Acting prisoner to its own guidance, RBI, left key policy rates, viz. repo and reverse repo, untouched at 8 per cent and 7 per cent respectively. However, what came as a major disappointment was a status quo stance even on Cash Reserve Ratio (CRR), tool off lately being used to manage a cash deficit and prod banks to loosen lending rates. CRR or the portion of deposits banks keep with RBI remain unchanged at 4.25%. Meanwhile, the marginal standing facility (MSF) and the Bank Rate were untouched at 9.0 per cent.

However, the RBI in its guidance has reinforced the likelihood of steady moderation in inflation going into 2013-14, but at the same time is also expecting inflation to edge higher over the next two months.

Inflation declined to 10-month low of 7.24 percent in November from 7.45 percent in the previous month, raising hopes that RBI may cut rates to spur growth. The economic growth in the first half of the fiscal fell to 5.4 percent, as against 7.3 percent in the year-ago period. The growth in 2011-12 had fallen to a nine-year low of 6.5 percent.

Offering a little solace, RBI, in a clear signal that the focus of the monetary policy will now shift to growth, in the report stated, ‘recent inflation patterns and projections provide a basis for reinforcing our October guidance about policy easing in the fourth quarter.’

The wholesale price index, India's main gauge for inflation, has remained above 7 percent for the past three years, a key reason why the RBI has refrained from lowering policy rates since April's 50-basis point cut.

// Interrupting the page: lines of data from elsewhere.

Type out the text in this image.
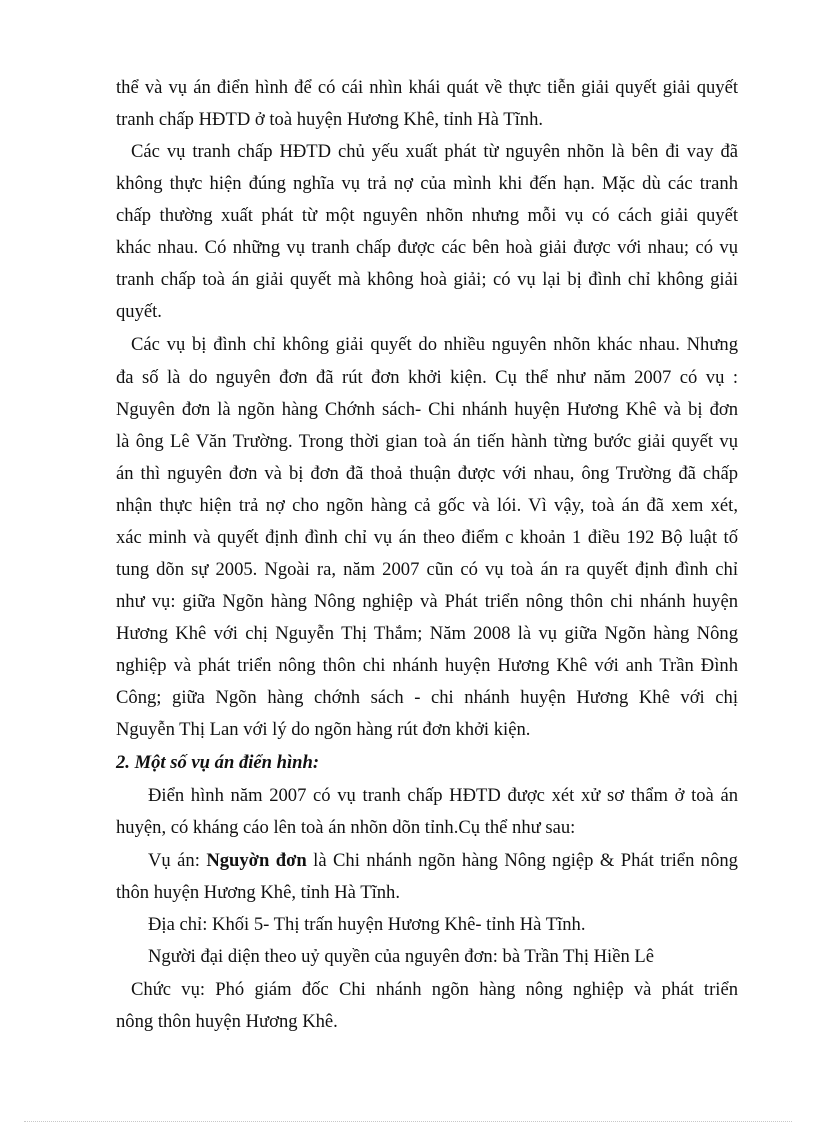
thể và vụ án điển hình để có cái nhìn khái quát về thực tiễn giải quyết giải quyết
tranh chấp HĐTD ở toà huyện Hương Khê, tỉnh Hà Tĩnh.
Các vụ tranh chấp HĐTD chủ yếu xuất phát từ nguyên nhõn là bên đi vay đã
không thực hiện đúng nghĩa vụ trả nợ của mình khi đến hạn. Mặc dù các tranh
chấp thường xuất phát từ một nguyên nhõn nhưng mỗi vụ có cách giải quyết
khác nhau. Có những vụ tranh chấp được các bên hoà giải được với nhau; có vụ
tranh chấp toà án giải quyết mà không hoà giải; có vụ lại bị đình chỉ không giải
quyết.
Các vụ bị đình chỉ không giải quyết do nhiều nguyên nhõn khác nhau. Nhưng
đa số là do nguyên đơn đã rút đơn khởi kiện. Cụ thể như năm 2007 có vụ :
Nguyên đơn là ngõn hàng Chớnh sách- Chi nhánh huyện Hương Khê và bị đơn
là ông Lê Văn Trường. Trong thời gian toà án tiến hành từng bước giải quyết vụ
án thì nguyên đơn và bị đơn đã thoả thuận được với nhau, ông Trường đã chấp
nhận thực hiện trả nợ cho ngõn hàng cả gốc và lói. Vì vậy, toà án đã xem xét,
xác minh và quyết định đình chỉ vụ án theo điểm c khoản 1 điều 192 Bộ luật tố
tung dõn sự 2005. Ngoài ra, năm 2007 cũn có vụ toà án ra quyết định đình chỉ
như vụ: giữa Ngõn hàng Nông nghiệp và Phát triển nông thôn chi nhánh huyện
Hương Khê với chị Nguyễn Thị Thắm; Năm 2008 là vụ giữa Ngõn hàng Nông
nghiệp và phát triển nông thôn chi nhánh huyện Hương Khê với anh Trần Đình
Công; giữa Ngõn hàng chớnh sách - chi nhánh huyện Hương Khê với chị
Nguyễn Thị Lan với lý do ngõn hàng rút đơn khởi kiện.
2. Một số vụ án điển hình:
Điển hình năm 2007 có vụ tranh chấp HĐTD được xét xử sơ thẩm ở toà án
huyện, có kháng cáo lên toà án nhõn dõn tỉnh.Cụ thể như sau:
Vụ án: Nguyờn đơn là Chi nhánh ngõn hàng Nông ngiệp & Phát triển nông
thôn huyện Hương Khê, tỉnh Hà Tĩnh.
Địa chỉ: Khối 5- Thị trấn huyện Hương Khê- tỉnh Hà Tĩnh.
Người đại diện theo uỷ quyền của nguyên đơn: bà Trần Thị Hiền Lê
Chức vụ: Phó giám đốc Chi nhánh ngõn hàng nông nghiệp và phát triển
nông thôn huyện Hương Khê.
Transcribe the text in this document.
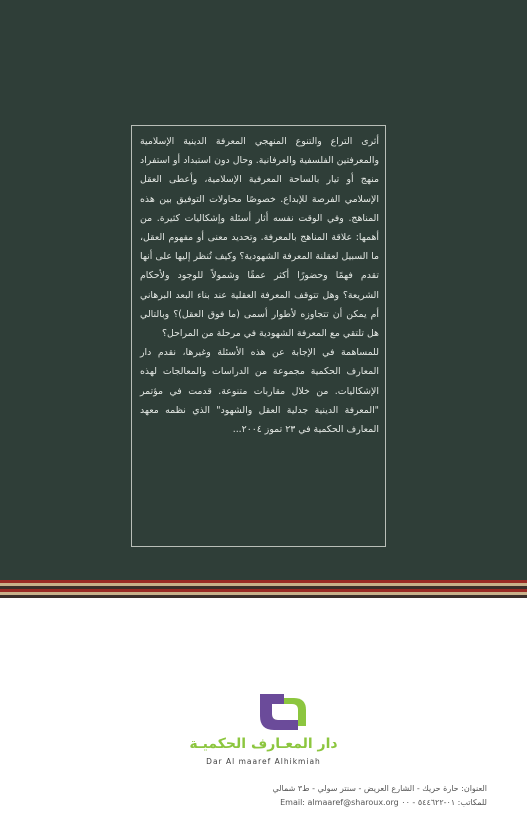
أثرى التراع والتنوع المنهجي المعرفة الدينية الإسلامية والمعرفتين الفلسفية والعرفانية. وحال دون استبداد أو استفراد منهج أو تيار بالساحة المعرفية الإسلامية، وأعطى العقل الإسلامي الفرصة للإبداع. خصوصًا محاولات التوفيق بين هذه المناهج. وفي الوقت نفسه أثار أسئلة وإشكاليات كثيرة. من أهمها: علاقة المناهج بالمعرفة. وتحديد معنى أو مفهوم العقل، ما السبيل لعقلنة المعرفة الشهودية؟ وكيف تُنظر إليها على أنها تقدم فهمًا وحضورًا أكثر عمقًا وشمولاً للوجود ولأحكام الشريعة؟ وهل تتوقف المعرفة العقلية عند بناء البعد البرهاني أم يمكن أن تتجاوزه لأطوار أسمى (ما فوق العقل)؟ وبالتالي هل تلتقي مع المعرفة الشهودية في مرحلة من المراحل؟

للمساهمة في الإجابة عن هذه الأسئلة وغيرها، نقدم دار المعارف الحكمية مجموعة من الدراسات والمعالجات لهذه الإشكاليات. من خلال مقاربات متنوعة. قدمت في مؤتمر "المعرفة الدينية جدلية العقل والشهود" الذي نظمه معهد المعارف الحكمية في ٢٣ تموز ٢٠٠٤...

دار المعـارف الحكميـة
Dar Al maaref Alhikmiah
العنوان: حارة حريك - الشارع العريض - سنتر سولي - ط٣ شمالي
للمكاتب: ٠١-٥٤٤٦٢٢ - ٠٠ Email: almaaref@sharoux.org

In doing so, the central bank has repeatedly defied calls from the finance ministry to cut rates to prop up an economy that has posted GDP growth below 6 percent for the past three quarters and is on track for its weakest annual performance in a decade in the fiscal year ending March.

The S&P CNX Nifty is currently trading at 5,884.05, up by 26.15 points or 0.45% after trading in a range of 5,889.60 and 5,823.15. There were 36 stocks advancing against 14 declines on the index.

The top gainers of the Nifty were Bharti Airtel up by 3.78%, BHEL up by 3.17%, Tata Steel up by 2.49%, Sesa Goa up by 2.41% and Sun Pharma up by 2.35%.

On the flip side, Axis Bank down by 1.06%, Maruti Suzuki down by 1.00%, ACC down by 0.80%, Kotak Bank down by 0.53% and Ranbaxy down by 0.49% were the major losers on the index.

Most of the Asian equity indices were trading in green; KLSE Composite added 0.44%, Nikkei 225 soared 0.96%, Straits Times gained 0.22%, KOSPI Composite was up by 0.51% and Taiwan Weighted was up by 0.16%.

On the flip side, Shanghai Composite declined 0.29%, Hang Seng down 0.12% and Jakarta Composite declined 0.61%.